Maybe it’s because new things can feel overwhelming for me sometimes. It’s not that I don’t enjoy new adventures and opportunities, but, honestly, I tend to be a creature of comfort. And familiarity. And I like that my teenagers bring that to the table, or the living space, or the car, or wherever we happen to be. They bring that level of comfort and familiarity I crave. And when I feel comfortable, new adventures are easier to embark upon.

But it’s more than that.

There is a peace that settles across my heart when we are together, even if we are not all in the same space. That peacefulness drifts on the airwaves along with their laughter when the sisters are engaged in moments of nostalgia and reminiscing about childhood memories. That tranquility flits and flutters in the notes of their voices, pooling around me like the way particles of dust collect in sunbeams when the sun streams through windows even on the coldest days. I like that I can almost see their joy or their delight in those moments.

But it’s more than that.

Some days, my love for these two incredibly awesome young ladies is a bit like the waves of the tides when one floats in the ocean, feet lifted from the sand below and body seemingly weightless upon the surface of the ebb and flow of the water. Love is like that at times, isn’t it? It’s everywhere, all encompassing and buoying, carrying us along with almost no effort from us. 

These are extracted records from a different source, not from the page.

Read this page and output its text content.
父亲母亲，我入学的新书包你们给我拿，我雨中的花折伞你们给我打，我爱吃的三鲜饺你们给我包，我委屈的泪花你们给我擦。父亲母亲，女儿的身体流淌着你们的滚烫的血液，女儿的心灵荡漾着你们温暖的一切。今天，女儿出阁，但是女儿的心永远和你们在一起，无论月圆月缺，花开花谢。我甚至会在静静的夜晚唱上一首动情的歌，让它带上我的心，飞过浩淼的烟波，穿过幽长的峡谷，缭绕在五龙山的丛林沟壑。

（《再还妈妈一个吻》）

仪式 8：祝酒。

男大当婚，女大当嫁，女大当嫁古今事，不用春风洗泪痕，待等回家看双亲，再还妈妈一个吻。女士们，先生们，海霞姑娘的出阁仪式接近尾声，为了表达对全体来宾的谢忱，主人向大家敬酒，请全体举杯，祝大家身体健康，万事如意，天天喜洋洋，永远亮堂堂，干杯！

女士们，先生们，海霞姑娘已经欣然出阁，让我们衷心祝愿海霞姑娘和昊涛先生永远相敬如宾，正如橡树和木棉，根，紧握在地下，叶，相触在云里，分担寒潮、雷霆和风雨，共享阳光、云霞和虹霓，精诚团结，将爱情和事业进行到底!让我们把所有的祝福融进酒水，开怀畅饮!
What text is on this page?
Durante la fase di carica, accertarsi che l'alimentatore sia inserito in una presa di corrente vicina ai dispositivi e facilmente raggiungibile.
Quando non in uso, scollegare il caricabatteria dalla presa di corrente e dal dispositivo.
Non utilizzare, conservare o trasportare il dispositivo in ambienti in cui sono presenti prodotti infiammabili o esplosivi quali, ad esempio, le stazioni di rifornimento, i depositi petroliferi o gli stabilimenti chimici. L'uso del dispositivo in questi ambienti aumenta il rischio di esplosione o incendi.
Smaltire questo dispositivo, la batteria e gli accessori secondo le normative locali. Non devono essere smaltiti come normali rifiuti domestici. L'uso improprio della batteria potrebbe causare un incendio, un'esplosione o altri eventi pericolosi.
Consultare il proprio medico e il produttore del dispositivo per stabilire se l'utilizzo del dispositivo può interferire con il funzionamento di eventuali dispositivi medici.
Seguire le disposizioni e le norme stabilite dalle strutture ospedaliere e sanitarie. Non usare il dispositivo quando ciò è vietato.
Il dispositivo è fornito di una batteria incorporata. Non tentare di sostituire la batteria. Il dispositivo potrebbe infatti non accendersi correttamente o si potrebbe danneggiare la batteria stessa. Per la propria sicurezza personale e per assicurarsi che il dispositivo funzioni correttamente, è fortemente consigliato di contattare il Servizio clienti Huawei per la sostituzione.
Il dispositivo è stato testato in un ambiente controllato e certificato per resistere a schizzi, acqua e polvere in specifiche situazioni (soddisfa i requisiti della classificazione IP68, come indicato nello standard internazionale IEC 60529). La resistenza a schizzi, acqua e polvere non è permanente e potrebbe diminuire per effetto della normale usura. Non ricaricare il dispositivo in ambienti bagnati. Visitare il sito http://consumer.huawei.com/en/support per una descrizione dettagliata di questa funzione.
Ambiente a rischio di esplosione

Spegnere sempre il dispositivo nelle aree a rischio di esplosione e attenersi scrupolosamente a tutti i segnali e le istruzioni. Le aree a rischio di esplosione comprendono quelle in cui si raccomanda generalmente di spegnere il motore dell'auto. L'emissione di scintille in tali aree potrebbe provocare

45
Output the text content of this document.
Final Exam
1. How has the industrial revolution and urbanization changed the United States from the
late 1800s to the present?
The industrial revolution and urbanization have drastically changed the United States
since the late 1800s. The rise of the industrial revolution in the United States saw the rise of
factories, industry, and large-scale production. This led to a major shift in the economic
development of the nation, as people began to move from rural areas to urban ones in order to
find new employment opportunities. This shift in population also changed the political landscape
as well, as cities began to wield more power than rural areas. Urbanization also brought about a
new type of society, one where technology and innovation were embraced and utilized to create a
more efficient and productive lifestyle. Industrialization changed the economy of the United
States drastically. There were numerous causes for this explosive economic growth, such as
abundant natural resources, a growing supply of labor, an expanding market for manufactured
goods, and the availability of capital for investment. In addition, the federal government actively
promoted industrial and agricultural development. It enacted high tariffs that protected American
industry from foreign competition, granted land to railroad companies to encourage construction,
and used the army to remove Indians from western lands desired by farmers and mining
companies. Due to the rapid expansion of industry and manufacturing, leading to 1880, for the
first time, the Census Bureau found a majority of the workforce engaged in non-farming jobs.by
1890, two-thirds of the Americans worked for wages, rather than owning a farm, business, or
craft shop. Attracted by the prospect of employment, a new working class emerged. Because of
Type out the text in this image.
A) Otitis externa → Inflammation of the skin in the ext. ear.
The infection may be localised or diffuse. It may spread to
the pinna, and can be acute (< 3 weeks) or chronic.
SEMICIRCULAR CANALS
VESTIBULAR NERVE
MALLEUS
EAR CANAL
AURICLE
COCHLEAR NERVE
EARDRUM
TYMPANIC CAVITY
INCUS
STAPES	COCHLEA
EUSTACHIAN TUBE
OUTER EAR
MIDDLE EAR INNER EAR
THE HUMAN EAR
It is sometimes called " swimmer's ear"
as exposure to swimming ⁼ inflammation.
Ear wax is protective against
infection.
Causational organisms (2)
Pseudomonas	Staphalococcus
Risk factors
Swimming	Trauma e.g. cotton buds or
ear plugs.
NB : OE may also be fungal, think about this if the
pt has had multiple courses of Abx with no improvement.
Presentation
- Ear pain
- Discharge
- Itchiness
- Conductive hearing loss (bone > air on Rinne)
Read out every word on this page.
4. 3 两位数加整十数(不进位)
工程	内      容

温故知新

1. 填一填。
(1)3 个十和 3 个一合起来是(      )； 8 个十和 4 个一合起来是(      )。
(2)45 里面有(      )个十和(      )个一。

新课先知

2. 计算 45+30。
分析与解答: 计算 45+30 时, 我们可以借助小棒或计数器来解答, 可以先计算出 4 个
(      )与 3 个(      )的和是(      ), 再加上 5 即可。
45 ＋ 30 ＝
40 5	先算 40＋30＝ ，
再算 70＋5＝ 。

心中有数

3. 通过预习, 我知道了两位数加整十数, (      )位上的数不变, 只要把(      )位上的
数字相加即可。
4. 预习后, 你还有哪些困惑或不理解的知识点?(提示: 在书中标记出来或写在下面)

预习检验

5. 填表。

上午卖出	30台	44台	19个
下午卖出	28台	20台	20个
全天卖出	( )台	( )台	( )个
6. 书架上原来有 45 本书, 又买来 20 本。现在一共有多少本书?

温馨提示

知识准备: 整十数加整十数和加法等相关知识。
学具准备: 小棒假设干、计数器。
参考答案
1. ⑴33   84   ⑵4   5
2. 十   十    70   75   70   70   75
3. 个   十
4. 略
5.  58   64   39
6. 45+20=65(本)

Yes, love requires action; but it’s more than that. 

Maybe that ease we sometimes feel when it comes to the love we have for others stems from the ways we practice it each day, sometimes as often as moment by moment, because sometimes we truly have to choose. But when we actively choose to love someone, like when I choose to love my teenagers, it’s like working out our muscles at the gym or working out our minds through reading and studying. The more we work out our choosing to love, the stronger and more encompassing our capacity to love becomes.

And that allows us sometimes to come to a place where we experience love differently. We can simply breathe it in. We can float upon the tides of connections and feel warmed by the relationship we have nurtured and prioritized by our daily choosing. Perhaps that is why there are days, like this one, when I find myself feeling at home just by being in their presence. Just by being with them. Just by sharing life with them, sharing the good and the not-so-good, sharing the joy and the overwhelm, and sharing the beauty of being a family. Today is that kind of day. A day where I choose to bask in the comfort and delight these two teenagers create in my heart as much as in my life.